Although it ends about thirty years prior to the rise of the Nazis, The Prague Cemetery foreshadows the rising wave of anti-Semitism in Europe. World War II is rather like a singularity, in that sometimes it is difficult to look at the history leading up to it and not be influenced by what came after. We concentrated so much on anti-Semitism during and after World War II that we never really discussed how it was already a regular feature in Europe by the time Hitler came on the scene. So I appreciate being reminded of this fact and seeing a depiction of anti-Semitic attitudes prior to the Holocaust. The Prague Cemetery offers an interesting historical perspective in addition to all its fascinating fixations with conspiracy and religion.

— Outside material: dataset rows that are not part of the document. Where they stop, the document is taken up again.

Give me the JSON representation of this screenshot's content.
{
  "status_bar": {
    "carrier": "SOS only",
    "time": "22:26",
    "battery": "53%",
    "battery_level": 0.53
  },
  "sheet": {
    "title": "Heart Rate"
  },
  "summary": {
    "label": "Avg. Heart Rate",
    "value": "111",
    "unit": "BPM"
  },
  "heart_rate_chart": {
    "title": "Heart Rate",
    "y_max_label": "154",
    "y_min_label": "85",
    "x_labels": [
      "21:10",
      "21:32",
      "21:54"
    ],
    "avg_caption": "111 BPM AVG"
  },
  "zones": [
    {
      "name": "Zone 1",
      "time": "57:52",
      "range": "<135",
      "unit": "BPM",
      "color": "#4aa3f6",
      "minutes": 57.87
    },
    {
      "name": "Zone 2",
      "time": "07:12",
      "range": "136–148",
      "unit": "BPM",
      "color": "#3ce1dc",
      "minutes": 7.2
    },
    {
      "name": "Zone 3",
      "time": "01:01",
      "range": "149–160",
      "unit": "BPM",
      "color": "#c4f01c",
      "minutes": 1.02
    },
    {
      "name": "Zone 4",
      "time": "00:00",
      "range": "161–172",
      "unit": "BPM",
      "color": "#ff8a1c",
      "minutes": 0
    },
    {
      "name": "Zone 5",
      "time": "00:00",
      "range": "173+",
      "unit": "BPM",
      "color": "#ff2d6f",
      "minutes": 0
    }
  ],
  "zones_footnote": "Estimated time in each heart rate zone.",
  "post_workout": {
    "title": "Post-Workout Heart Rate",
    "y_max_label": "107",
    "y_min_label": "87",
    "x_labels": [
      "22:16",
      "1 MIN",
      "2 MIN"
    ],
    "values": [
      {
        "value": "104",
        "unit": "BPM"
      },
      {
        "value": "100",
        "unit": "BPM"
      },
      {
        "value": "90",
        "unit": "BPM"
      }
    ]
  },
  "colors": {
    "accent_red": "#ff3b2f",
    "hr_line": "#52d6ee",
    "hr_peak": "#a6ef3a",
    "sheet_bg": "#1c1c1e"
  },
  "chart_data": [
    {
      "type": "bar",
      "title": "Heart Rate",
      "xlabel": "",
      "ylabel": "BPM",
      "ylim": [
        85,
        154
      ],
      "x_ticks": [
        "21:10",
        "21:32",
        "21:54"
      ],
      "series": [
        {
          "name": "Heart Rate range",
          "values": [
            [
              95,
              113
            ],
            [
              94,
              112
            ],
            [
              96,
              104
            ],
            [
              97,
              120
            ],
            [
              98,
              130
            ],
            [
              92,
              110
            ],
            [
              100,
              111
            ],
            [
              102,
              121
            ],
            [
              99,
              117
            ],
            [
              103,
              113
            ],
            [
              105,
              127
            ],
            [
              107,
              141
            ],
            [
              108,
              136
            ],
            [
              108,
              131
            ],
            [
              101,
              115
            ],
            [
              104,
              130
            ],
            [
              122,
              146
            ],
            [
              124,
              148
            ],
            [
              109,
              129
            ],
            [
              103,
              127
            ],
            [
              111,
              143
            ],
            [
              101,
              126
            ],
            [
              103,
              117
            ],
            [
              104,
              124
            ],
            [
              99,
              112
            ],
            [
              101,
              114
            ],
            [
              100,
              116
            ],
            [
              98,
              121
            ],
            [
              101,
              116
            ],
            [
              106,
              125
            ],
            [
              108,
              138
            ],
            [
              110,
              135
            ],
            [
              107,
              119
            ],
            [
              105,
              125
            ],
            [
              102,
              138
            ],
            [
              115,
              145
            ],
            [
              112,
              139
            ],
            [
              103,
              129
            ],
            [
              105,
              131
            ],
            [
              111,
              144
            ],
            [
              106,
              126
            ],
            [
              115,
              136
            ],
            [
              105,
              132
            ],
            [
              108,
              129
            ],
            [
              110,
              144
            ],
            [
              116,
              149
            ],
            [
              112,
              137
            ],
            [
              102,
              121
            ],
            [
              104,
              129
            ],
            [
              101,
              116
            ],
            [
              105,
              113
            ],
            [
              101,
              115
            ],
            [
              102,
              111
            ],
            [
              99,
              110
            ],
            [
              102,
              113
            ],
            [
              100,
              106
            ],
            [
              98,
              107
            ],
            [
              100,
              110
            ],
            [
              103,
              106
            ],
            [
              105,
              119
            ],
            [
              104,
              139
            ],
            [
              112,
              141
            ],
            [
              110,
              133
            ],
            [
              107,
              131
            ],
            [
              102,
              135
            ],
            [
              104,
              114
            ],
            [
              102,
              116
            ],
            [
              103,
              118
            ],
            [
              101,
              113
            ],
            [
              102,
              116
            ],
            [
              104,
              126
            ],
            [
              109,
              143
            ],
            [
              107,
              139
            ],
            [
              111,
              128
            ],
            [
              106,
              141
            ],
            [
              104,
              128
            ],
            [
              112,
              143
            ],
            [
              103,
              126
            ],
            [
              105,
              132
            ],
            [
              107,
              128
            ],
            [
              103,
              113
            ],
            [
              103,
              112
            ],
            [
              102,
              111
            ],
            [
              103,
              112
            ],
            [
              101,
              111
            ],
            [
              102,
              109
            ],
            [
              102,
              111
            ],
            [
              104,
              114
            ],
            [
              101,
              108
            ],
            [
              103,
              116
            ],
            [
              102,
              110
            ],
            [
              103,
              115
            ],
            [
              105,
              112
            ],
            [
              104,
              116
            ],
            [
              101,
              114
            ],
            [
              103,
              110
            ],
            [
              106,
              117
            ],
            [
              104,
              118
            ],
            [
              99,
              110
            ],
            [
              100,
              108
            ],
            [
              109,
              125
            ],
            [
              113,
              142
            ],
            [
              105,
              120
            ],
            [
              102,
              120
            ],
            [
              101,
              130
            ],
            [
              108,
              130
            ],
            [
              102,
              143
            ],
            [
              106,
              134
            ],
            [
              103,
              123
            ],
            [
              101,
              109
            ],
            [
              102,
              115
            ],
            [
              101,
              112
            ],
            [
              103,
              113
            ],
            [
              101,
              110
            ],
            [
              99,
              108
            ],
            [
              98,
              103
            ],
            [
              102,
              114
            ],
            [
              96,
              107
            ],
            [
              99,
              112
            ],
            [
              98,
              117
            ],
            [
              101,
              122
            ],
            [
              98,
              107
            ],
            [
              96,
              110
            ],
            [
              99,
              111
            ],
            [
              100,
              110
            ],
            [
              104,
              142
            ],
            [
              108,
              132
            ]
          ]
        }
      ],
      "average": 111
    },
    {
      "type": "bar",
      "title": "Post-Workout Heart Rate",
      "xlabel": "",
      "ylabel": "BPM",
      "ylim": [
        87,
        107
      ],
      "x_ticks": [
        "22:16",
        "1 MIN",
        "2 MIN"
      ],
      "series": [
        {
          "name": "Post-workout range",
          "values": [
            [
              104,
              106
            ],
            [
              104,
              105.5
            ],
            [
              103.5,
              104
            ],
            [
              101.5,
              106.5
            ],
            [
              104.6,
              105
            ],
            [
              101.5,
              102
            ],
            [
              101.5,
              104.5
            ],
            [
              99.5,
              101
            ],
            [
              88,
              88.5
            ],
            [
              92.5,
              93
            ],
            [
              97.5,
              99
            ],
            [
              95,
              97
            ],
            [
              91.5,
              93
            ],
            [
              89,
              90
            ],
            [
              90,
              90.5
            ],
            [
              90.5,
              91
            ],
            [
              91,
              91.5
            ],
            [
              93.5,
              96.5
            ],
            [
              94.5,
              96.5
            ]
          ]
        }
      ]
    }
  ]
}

Finally, we have the mystery surrounding Simonini himself. Who is he, and how is he related to the Abbé Dalla Piccola? The Prague Cemetery reminded me of The Island of the Day Before. Both feature a character who might be imaginary; in both, the narrative is the reconstruction by an unnamed Narrator of papers written by the main character. And there are echoes of Eco’s other works as well, his recurring themes running strongly throughout this book. For all that is recognizably Eco, however, The Prague Cemetery remains fresh and original.
Eco’s books are difficult. There’s no question about that. I mean, he’s a semiotician, so he is fascinated by symbols and meaning, and that’s obvious from the way his works experiment with the nature of storytelling and of fiction itself. In his postscript to The Name of the Rose he talks about how the first hundred pages were designed to “construct the reader” he needed for the rest of the novel—and yeah, that’s a little condescending. So I can see why people would be unwilling to invest the mental effort needed to digest Eco’s books, and I don’t blame them. But you don’t know what you might be missing until you try. So at the risk of destroying my illusions that I am anything other than a literature snob, I have to extol Umberto Eco as a writer. Because, for me, the feeling I get reading an Eco book is as close to the feeling I imagine I should have reading any book. I don’t know if that makes any sense … there’s just something about the way Eco writes that makes me hyper-aware of the act of reading yet does not detract from my enjoyment of the text itself. Eco’s books embody the pleasure that should be implicit in the act of reading, and I can think of no higher praise to give a writer.